Did you know the Blue Whale is the largest creature on the planet, ever? Of course you did. Everyone seems to know that little stat. Did you know they are getting bigger due to global warming and the increased availability of krill? Or that their heart is as large a small car and beats loud enough to be heard from 2 miles away? Congrats if you did. We found out on our recent whale watching trip with “Raja and The Whales”.

Raja & the Whales was founded in 2008 by Raja (Rendage Sameera Madushanka), a former fisherman who stopped fishing to dedicate his life to protect the marine wildlife in the Sri Lankan part of the Indian Ocean.

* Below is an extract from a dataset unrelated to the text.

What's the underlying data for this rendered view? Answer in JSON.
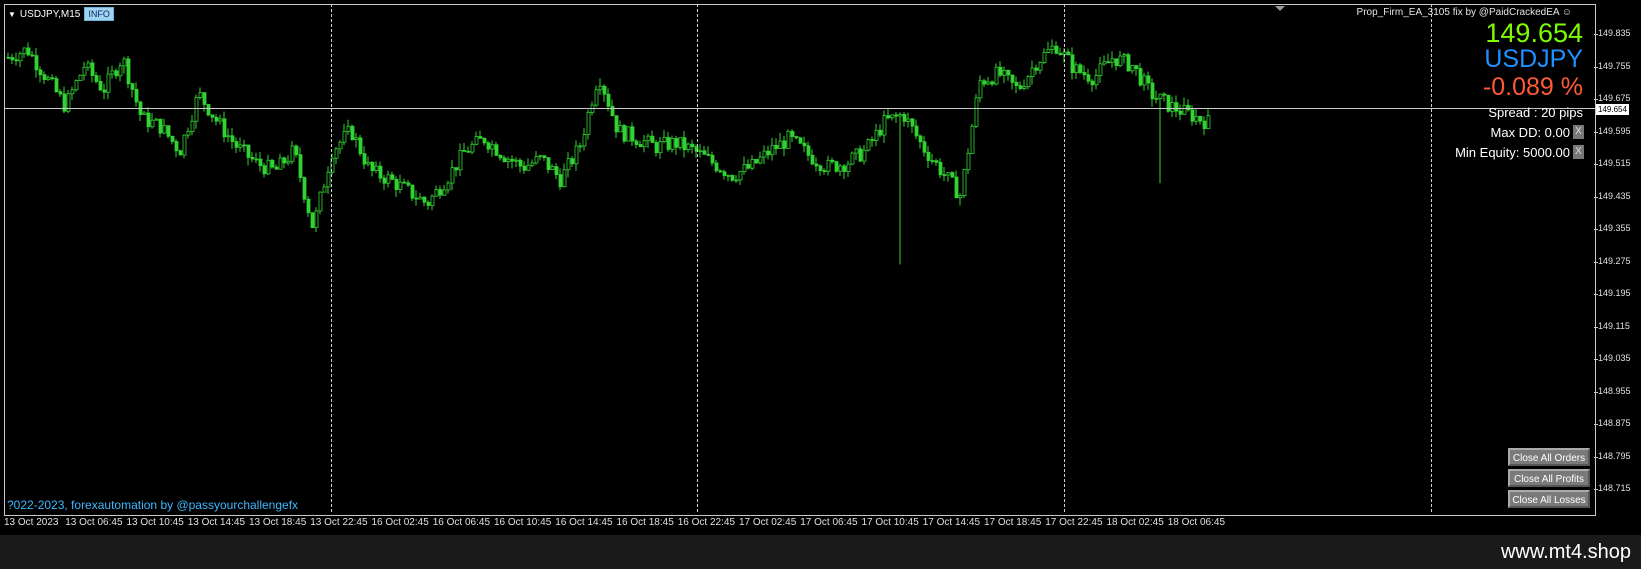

We rocked up at 6am to buy our ticket on the specially made trimaran. Apparently the trimaran hull makes the boat more stable. Tell that to the girl who was making rapid visits to the toilet. At 6:30 with everyone onboard we set off into the calm protected waters of Weligama bay. We had been told to expect rough seas so a lot of people were popping sea sickness tablets in anticipation. We made our way to the top deck port side near the bow and strapped on our bright orange life jackets. No sooner had we sat down than a crew member asked us if we wanted tea or coffee. Of course Emily’s face lit up at the mention of tea and she sat there content and excited at the prospect of seeing some whales. Maybe you can even detect a little fear in the picture below?

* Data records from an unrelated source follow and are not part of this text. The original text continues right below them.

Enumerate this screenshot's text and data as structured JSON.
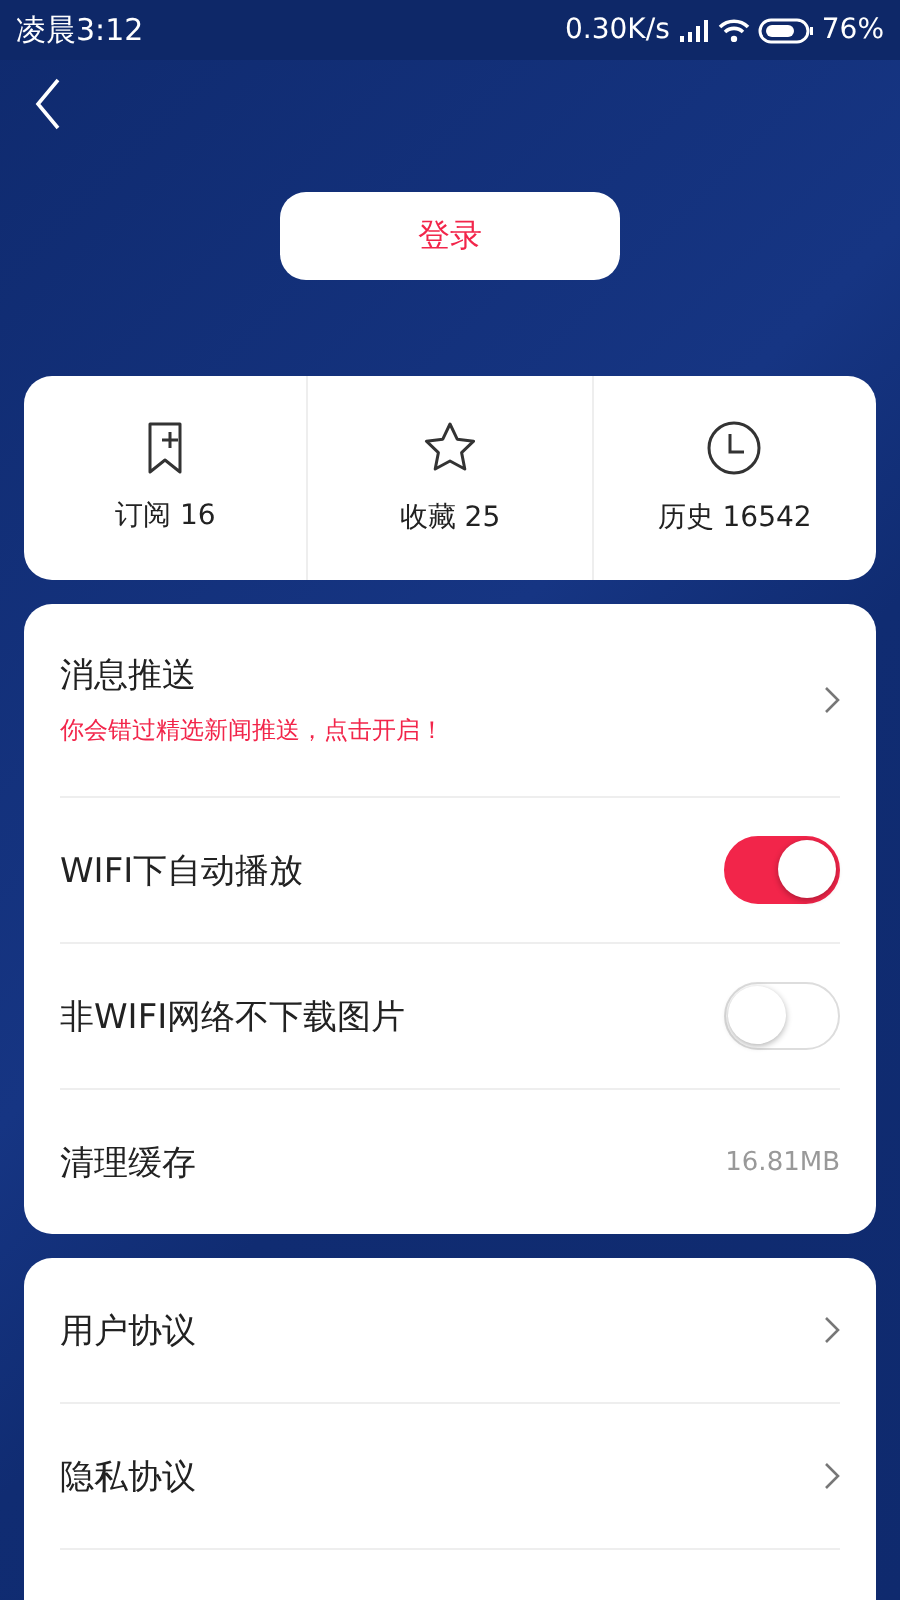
{
  "status_bar": {
    "time": "凌晨3:12",
    "speed": "0.30K/s",
    "battery": "76%"
  },
  "login_button": {
    "label": "登录"
  },
  "stats": [
    {
      "kind": "bookmark",
      "label": "订阅 16"
    },
    {
      "kind": "star",
      "label": "收藏 25"
    },
    {
      "kind": "clock",
      "label": "历史 16542"
    }
  ],
  "settings": [
    {
      "kind": "link",
      "label": "消息推送",
      "subtitle": "你会错过精选新闻推送，点击开启！"
    },
    {
      "kind": "toggle",
      "label": "WIFI下自动播放",
      "on": true
    },
    {
      "kind": "toggle",
      "label": "非WIFI网络不下载图片",
      "on": false
    },
    {
      "kind": "value",
      "label": "清理缓存",
      "value": "16.81MB"
    }
  ],
  "links": [
    {
      "kind": "link",
      "label": "用户协议"
    },
    {
      "kind": "link",
      "label": "隐私协议"
    },
    {
      "kind": "blank"
    }
  ]
}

About 2 miles out to sea an excited cry of “whale 1 o’clock” goes out and everyone rushes to the starboard side. The boat starts to list and the crew rebalance the boat by dragging some people back over to port. The skipper follows international convention and approaches the whale from the side so that we can both see each other. It’s a Brydes whale. Apparently named after the man who helped set up the first modern whaling station and therefore helped kill a lot of whales. Not sure that’s appropriate but history is tricksy.

(Stock photo)

We follow the whale as it blows 4 times then dives to feed for about 10 mins. It’s great to see a whale so soon after setting off but we really want to see the big fella. After 40 minutes of the same pattern the skipper breaks off from the Brydes whale in search of Big Blue.

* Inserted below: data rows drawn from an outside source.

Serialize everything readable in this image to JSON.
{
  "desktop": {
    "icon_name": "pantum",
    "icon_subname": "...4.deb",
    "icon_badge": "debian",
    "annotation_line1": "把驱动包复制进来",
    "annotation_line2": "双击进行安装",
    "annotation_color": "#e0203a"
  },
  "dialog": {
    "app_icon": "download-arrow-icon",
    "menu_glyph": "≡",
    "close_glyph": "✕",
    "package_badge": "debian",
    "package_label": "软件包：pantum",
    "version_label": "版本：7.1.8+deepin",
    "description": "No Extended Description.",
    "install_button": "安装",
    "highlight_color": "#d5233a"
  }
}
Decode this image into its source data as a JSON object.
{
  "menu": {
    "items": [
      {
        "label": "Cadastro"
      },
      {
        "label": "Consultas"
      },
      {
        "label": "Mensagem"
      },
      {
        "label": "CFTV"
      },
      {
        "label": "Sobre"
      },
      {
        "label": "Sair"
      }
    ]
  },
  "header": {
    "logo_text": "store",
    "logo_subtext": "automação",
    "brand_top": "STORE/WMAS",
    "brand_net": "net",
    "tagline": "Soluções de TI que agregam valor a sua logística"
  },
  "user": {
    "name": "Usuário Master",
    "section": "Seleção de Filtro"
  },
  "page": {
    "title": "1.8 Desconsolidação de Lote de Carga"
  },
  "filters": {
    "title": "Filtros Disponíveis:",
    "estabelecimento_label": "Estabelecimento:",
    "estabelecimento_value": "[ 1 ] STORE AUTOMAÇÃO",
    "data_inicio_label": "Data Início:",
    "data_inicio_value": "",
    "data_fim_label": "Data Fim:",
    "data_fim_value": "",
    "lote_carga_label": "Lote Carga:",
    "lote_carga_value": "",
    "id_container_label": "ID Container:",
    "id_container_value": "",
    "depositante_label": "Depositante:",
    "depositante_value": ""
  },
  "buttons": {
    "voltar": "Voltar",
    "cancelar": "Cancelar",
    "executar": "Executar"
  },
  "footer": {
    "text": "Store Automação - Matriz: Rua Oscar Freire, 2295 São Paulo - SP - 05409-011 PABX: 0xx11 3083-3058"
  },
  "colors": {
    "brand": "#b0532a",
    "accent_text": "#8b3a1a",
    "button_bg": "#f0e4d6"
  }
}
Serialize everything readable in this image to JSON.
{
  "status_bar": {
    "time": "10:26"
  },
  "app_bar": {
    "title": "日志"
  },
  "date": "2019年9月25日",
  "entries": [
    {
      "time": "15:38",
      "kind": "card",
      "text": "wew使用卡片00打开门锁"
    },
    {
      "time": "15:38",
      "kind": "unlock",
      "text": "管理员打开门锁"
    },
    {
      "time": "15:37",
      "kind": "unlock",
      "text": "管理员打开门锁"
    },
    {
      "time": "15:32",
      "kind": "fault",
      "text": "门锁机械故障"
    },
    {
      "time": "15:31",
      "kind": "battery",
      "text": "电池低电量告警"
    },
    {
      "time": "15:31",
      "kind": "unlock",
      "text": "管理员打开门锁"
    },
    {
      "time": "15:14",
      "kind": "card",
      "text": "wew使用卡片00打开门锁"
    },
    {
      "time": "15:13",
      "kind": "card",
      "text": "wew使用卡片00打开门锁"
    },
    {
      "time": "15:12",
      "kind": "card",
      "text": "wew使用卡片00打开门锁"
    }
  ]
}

He is constantly chattering on his mobile. Presumably talking to other boats to see if they have spotted anything. Meantime another crew member asks someone nearby if they want fried eggs or Sri Lankan omelette. They seem to ask a million questions and we both look at each other thinking the same thing. How hard can the answer be. He finally gets around to us and we both answer in unison. “Omelette and yes to chicken sausages”. We look at each other and laugh again “Nailed it”. Some people seem to make the easiest of tasks complicated.

The hunt for the elusive Big Blue seemed to take for ever. The tell tale signs are a massive blow hole and if you sight one a tiny dorsal fin near the tail. Apparently the blow hole itself is as big as a human head. One of the four spotters on the roof eventually spied a massive spout about 500m at 3 o’clock of us so the skipper turned to starboard throttled down. Just as we arrived Big Blue exhaled and dived out of sight. This one was shy.

We spent what seemed like hours catching glimpses but nothing quite like what we had dreamed of seeing. I think everyone on the boat was pretty happy we had seen a couple of whales but nothing spectacular and was still keen to head home. The skipper declared they would try one last sighting. So we sat and waited, cruised around, waited and waited. Then right in front of us. A massive lazy Big Blue. Seemingly dawdling near the surface. This one wasn’t shy. At last. We might actually get to see the famous tail as it dives to feed. We spent about 20 minutes following the huge creature before we were all treated to the money shot. Unless you are a Japanese tourist with a 7ft lens it’s hard to capture on an iPhone but in person it was glorious. We headed back to harbour happy with our 6 hours whale watching.